Well friends, it's my first blog, and I am so excited. I am sitting here thinking about all the feelings I had when I was signing up for my very first month of OBC. I was sitting here at the same computer wondering could I do it? It was nervous excitement because I had always been a person who loved a physical challenge when I was younger. As I sat entering my information, I remember feeling both sad and mad at myself for just letting myself "go". Lots of convenient excuses...I've got 2 kids...I work fulltime...I eat on the road because we are so busy...I'm too tired to cook healthy so let's just eat take out...my husband doesn't care if I look this way. Wow! It was like someone had hit me over the head and turned me into someone I didn't recognize. What was I saying? I was saying that I had given into the acceptance of being over weight and unhealthy. That was one big, bitter pill to swallow.

So, I decided JUST DO IT. I literally signed up like 2 days before it started. It was January 2009. I drove up to the park and was floored by the number of people hopping and jumping around trying to stay warm until it started but wait...they were laughing and telling jokes and happy to be there. It was 37 degrees outside, and everyone was happy. I almost turned around from fear of failure. But I didn't, and I am SO glad I stayed. I met an awesome group of instructors who encouraged me daily to complete the task at hand. I even had a strange thing happen at home when I was attacked by a dog and injured my right arm. They helped me modify the exercise so I could finish the month because I surely didn't want to quit.

The biggest moment of success for me the first month was finishing the long run day. We ran, as a group, about 3 miles and I ran the whole thing in 45 minutes. I absolutely remember the feeling of pure joy when Josh, our lead instructor that day, told us the distance. But wait...I'm NOT a runner. Never could and never would...or would I? This couldn't be true. I just ran 3 miles. WOW! That accomplishment paired with the 11 pound weight loss for the month was awesome! I felt great.

So, fast forward 2 years. I've since learned that I am not a person who can work out alone. I didn't return to bootcamp immediately after my first month in 2009. I tried to go it alone, but it just didn't feel the same. I missed my new found friends. I really missed and needed the companionship and the accountability the group atmosphere provided. So, I signed up again, stayed for a few more, and went to instructor training to become one of the many instructors our group has. What makes OBC work is THE PEOPLE! We all come from different backgrounds...banking, retail, healthcare, government, private business, and housewives. All ages 30s, 40s, 50, 60s, and occasionally we let the 20-somethings work out with us too.

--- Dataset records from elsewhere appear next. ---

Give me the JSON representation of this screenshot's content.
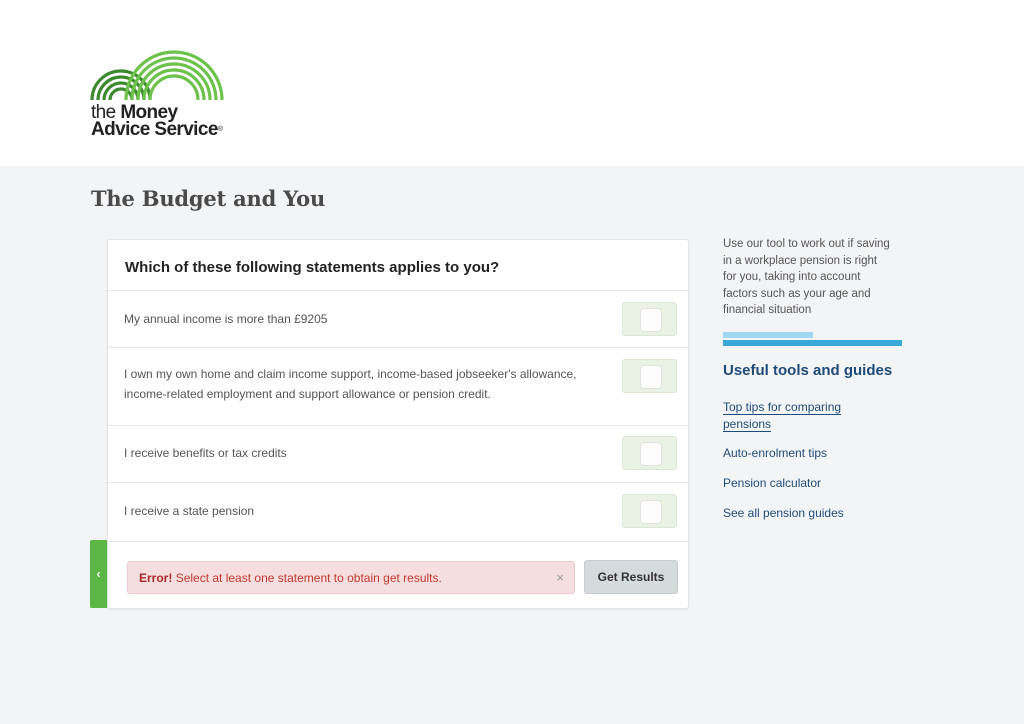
{
  "brand": {
    "logo_line1_a": "the",
    "logo_line1_b": "Money",
    "logo_line2": "Advice Service",
    "registered_mark": "®",
    "accent_green": "#5cb746"
  },
  "page": {
    "title": "The Budget and You"
  },
  "form": {
    "question": "Which of these following statements applies to you?",
    "statements": [
      {
        "label": "My annual income is more than £9205",
        "checked": false
      },
      {
        "label": "I own my own home and claim income support, income-based jobseeker's allowance, income-related employment and support allowance or pension credit.",
        "checked": false
      },
      {
        "label": "I receive benefits or tax credits",
        "checked": false
      },
      {
        "label": "I receive a state pension",
        "checked": false
      }
    ],
    "error_prefix": "Error!",
    "error_message": "Select at least one statement to obtain get results.",
    "error_close_icon": "×",
    "submit_label": "Get Results",
    "back_icon": "‹"
  },
  "sidebar": {
    "intro": "Use our tool to work out if saving in a workplace pension is right for you, taking into account factors such as your age and financial situation",
    "progress_fraction": 0.5,
    "tools_heading": "Useful tools and guides",
    "links": [
      "Top tips for comparing pensions",
      "Auto-enrolment tips",
      "Pension calculator",
      "See all pension guides"
    ],
    "link_color": "#1f4b7a"
  }
}
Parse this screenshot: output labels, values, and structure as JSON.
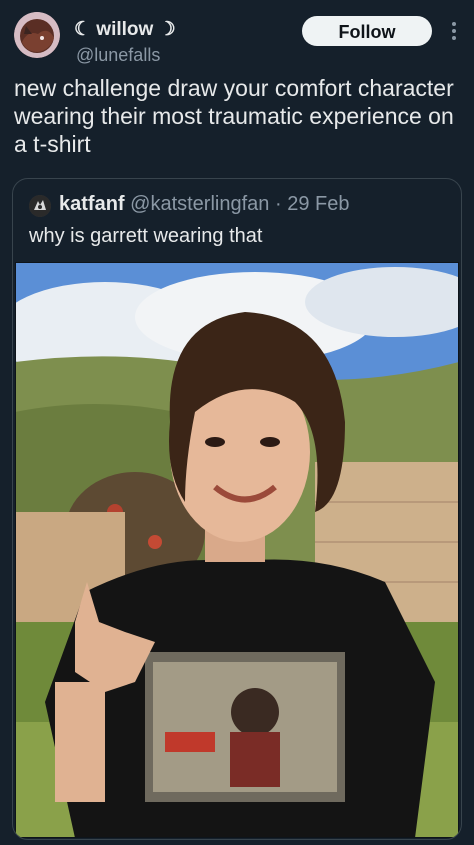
{
  "author": {
    "display_name": "☾ willow ☽",
    "handle": "@lunefalls"
  },
  "follow_label": "Follow",
  "tweet": {
    "text": "new challenge draw your comfort character wearing their most traumatic experience on a t-shirt"
  },
  "quote": {
    "name": "katfanf",
    "handle": "@katsterlingfan",
    "separator": "·",
    "date": "29 Feb",
    "text": "why is garrett wearing that"
  },
  "icons": {
    "more": "more-vertical-icon"
  },
  "colors": {
    "background": "#15202b",
    "primary_text": "#e7e9ea",
    "secondary_text": "#8b98a5",
    "border": "#38444d",
    "follow_bg": "#eff3f4"
  }
}
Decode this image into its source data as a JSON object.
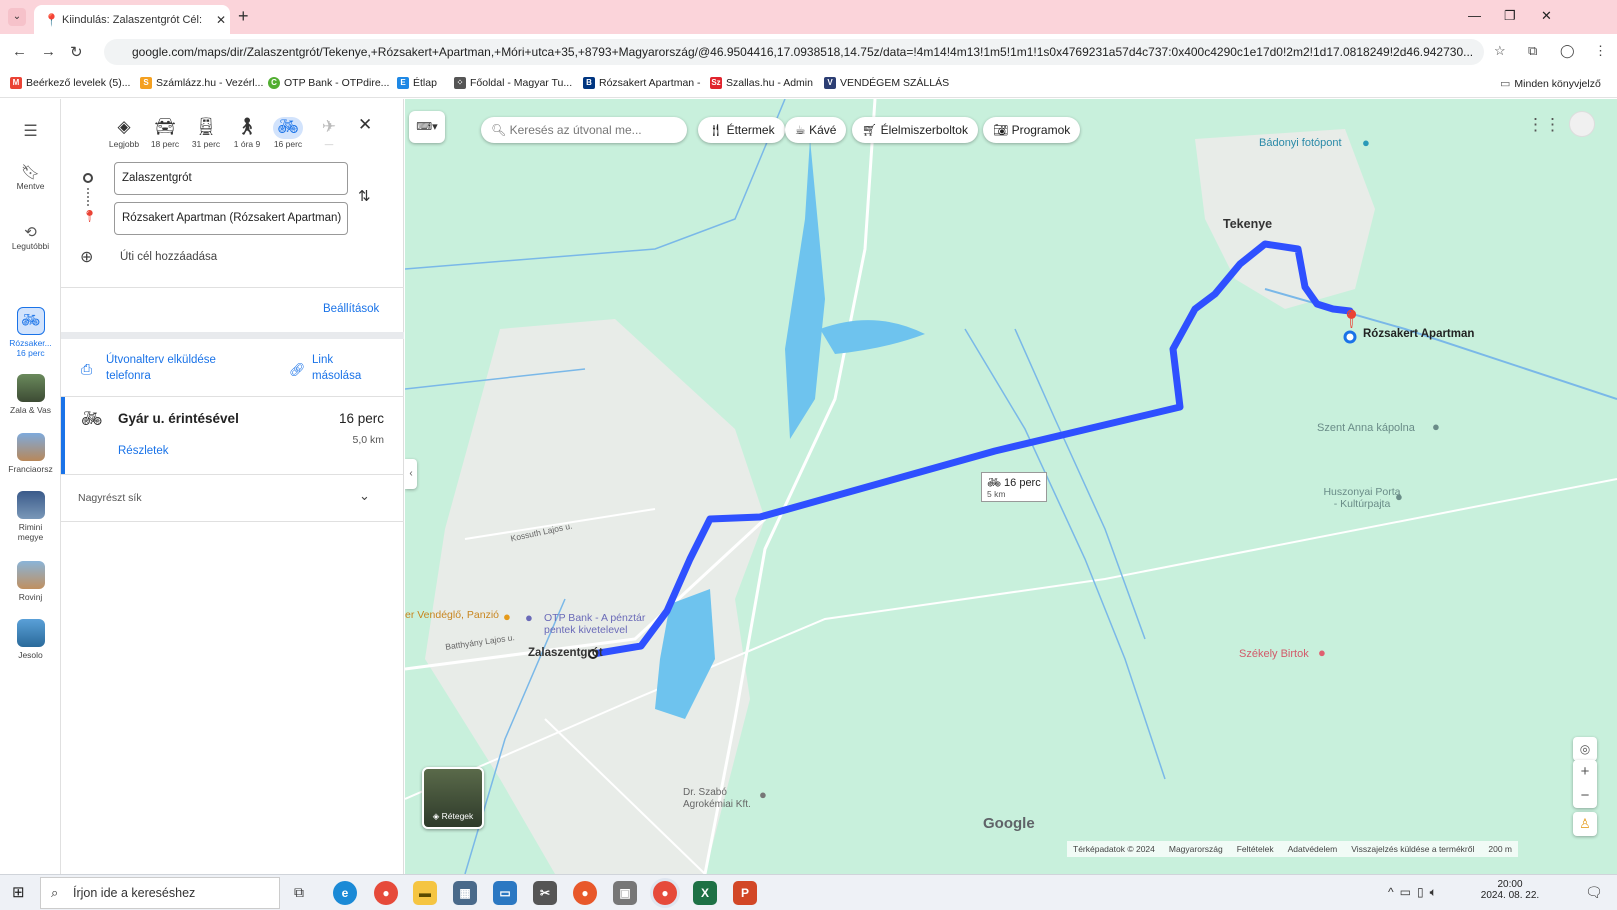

Now, my favorite part of each month is long run day. I give me the opportunity to run along side new campers who I can encourage to finish it. They motivate me every day! It's a physical and emotional connection that you absolutely will not find anywhere else. We are friends and we are a team. It changes and grows every month, but the friendships remain forever.

So, I used to say "I'm not a runner" but now I giggle when I think about it. My crew has allowed me to see it differently. I'm now in training for my second half-marathon and have taken on the goal of running 1,000 miles this calender year. These people, this group has helped me reclaim ME! I'm still a mom, still work fulltime, still run the roads ragged but I can promise you that I feel 25 instead of 40, and I'm looking more like it too.

It's never too late to change. It's never okay to settle for the easy way out. It's never okay to know you are unhappy about your health and do nothing about it. It's totally okay to not know what to do first....OBC can help you take that first, big, exciting step. Hooo-ah!